L’agressivité qui monte à l’École n’est pas une fatalité, mais le signe d’un système relationnel défaillant. Le SNALC le rappelle : on ne réglera rien en culpabilisant les enseignants, mais en regardant l’ensemble du dispositif, de la classe jusqu’aux politiques publiques.
Il faut d’abord tracer une frontière nette entre agressivité et violence. Pour Laurent Combalbert[1], l’agressivité est une colère qui se dégrade : quand l’enfant ne sait pas contenir son émotion, elle déborde en cris, gestes brusques et paroles blessantes. C’est une tentative maladroite de dire une frustration, que l’École peut canaliser lorsqu’on lui en donne les moyens.

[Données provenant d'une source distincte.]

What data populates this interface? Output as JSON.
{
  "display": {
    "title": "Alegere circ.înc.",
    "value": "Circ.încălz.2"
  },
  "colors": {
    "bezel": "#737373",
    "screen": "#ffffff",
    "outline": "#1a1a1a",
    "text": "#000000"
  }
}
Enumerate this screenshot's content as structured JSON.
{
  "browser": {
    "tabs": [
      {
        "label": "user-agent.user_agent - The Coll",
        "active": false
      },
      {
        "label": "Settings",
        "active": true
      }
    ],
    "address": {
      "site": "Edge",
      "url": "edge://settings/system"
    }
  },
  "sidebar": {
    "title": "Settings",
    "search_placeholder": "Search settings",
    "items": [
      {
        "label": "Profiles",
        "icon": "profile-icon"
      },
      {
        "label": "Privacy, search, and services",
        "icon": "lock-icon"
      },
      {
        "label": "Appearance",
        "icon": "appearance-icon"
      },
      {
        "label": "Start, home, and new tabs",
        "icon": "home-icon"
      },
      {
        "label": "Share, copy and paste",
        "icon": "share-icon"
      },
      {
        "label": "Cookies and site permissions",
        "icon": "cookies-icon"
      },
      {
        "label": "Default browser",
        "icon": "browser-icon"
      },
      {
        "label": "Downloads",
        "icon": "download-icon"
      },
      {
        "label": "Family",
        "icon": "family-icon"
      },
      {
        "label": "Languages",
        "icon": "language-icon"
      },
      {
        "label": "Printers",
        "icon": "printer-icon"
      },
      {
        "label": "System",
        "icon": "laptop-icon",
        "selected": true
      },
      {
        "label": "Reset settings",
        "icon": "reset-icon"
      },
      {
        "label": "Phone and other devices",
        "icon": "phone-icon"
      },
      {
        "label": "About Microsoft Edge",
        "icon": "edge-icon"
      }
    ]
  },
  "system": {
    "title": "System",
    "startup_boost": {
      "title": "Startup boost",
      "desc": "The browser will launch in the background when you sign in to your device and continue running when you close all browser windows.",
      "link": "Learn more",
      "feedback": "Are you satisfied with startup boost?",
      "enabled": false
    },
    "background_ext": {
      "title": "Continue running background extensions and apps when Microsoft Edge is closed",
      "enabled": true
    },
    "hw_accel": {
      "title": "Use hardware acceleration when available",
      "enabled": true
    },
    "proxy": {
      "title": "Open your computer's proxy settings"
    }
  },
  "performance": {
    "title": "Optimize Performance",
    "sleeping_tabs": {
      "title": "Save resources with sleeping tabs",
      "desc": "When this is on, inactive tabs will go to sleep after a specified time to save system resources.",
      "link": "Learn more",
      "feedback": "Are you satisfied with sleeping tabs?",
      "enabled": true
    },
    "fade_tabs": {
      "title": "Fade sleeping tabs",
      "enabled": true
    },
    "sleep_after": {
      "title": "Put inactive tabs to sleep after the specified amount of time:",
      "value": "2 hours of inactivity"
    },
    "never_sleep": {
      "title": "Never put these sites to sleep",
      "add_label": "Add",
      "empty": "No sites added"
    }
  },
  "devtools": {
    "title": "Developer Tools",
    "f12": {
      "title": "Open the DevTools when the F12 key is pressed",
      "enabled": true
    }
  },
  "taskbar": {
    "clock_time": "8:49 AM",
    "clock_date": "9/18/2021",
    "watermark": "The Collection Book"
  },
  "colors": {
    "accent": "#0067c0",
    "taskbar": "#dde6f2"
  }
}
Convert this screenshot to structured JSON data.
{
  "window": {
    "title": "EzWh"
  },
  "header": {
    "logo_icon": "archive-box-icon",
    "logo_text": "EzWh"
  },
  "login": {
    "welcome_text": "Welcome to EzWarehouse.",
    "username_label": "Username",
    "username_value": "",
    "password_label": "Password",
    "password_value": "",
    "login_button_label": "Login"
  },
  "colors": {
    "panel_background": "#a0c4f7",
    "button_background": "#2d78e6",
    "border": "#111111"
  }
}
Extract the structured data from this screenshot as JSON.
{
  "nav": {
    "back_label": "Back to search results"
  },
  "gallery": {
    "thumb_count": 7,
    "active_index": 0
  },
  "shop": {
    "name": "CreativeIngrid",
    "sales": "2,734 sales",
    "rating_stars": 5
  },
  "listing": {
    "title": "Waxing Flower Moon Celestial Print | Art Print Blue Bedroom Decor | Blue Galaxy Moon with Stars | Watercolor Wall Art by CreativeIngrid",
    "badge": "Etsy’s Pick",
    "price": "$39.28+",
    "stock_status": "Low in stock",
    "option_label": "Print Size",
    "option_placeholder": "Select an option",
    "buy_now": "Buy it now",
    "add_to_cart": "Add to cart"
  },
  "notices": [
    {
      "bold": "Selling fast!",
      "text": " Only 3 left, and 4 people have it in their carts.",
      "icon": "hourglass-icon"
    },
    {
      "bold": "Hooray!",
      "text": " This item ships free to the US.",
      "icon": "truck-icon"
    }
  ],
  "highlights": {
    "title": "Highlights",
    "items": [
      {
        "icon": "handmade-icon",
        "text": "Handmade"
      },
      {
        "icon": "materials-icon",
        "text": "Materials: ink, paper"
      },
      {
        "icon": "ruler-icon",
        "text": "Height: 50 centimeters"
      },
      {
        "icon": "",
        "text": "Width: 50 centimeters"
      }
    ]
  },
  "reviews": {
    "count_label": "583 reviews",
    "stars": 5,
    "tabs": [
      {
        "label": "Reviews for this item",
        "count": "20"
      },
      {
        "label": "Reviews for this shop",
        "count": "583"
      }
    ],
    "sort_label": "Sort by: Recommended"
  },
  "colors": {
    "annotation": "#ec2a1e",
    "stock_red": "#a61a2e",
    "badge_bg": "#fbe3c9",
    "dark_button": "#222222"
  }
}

La violence, elle, change de registre, avec un usage délibéré de la force physique ou psychologique pour blesser, dominer, humilier. À l’École, coups, injures, rumeurs, cyberharcèlement installent l’idée que faire mal est un moyen normal d’obtenir ce que l’on veut. À ce stade, il n’y a pas de « petite violence ». Le SNALC est sans ambiguïté : qu’elle vienne d’élèves, de parents ou de quiconque, cette violence est intolérable.
L’approche systémique de l’école de Palo Alto éclaire ce qui se joue : un élève provoque, le professeur répond sèchement, la classe rit, l’élève surenchérit pensant « perdre la face » et la boucle relationnelle s’envenime. Dans cette logique, l’effet Thorndike joue à plein : un comportement qui « marche » a tendance à se répéter. Si frapper, insulter, menacer permet d’obtenir un avantage, le système légitime la violence.
La position du SNALC est claire : il faut protéger les personnels, restaurer une autorité lisible, sécuriser le cadre. L’enseignant n’a pas à compenser seul les failles d’un système qui doit se remettre en question et travailler sur les interactions qui alimentent l’escalade : impunité des actes graves, silence administratif, disqualification de la parole des enseignants.
S’attaquer à la violence scolaire, c’est donc reconfigurer le système : des règles claires, appliquées et soutenues par la hiérarchie, des protocoles solides et validés de prise en charge des élèves violents. L’École doit redevenir un lieu où l’on accueille les émotions sans jamais tolérer la violence.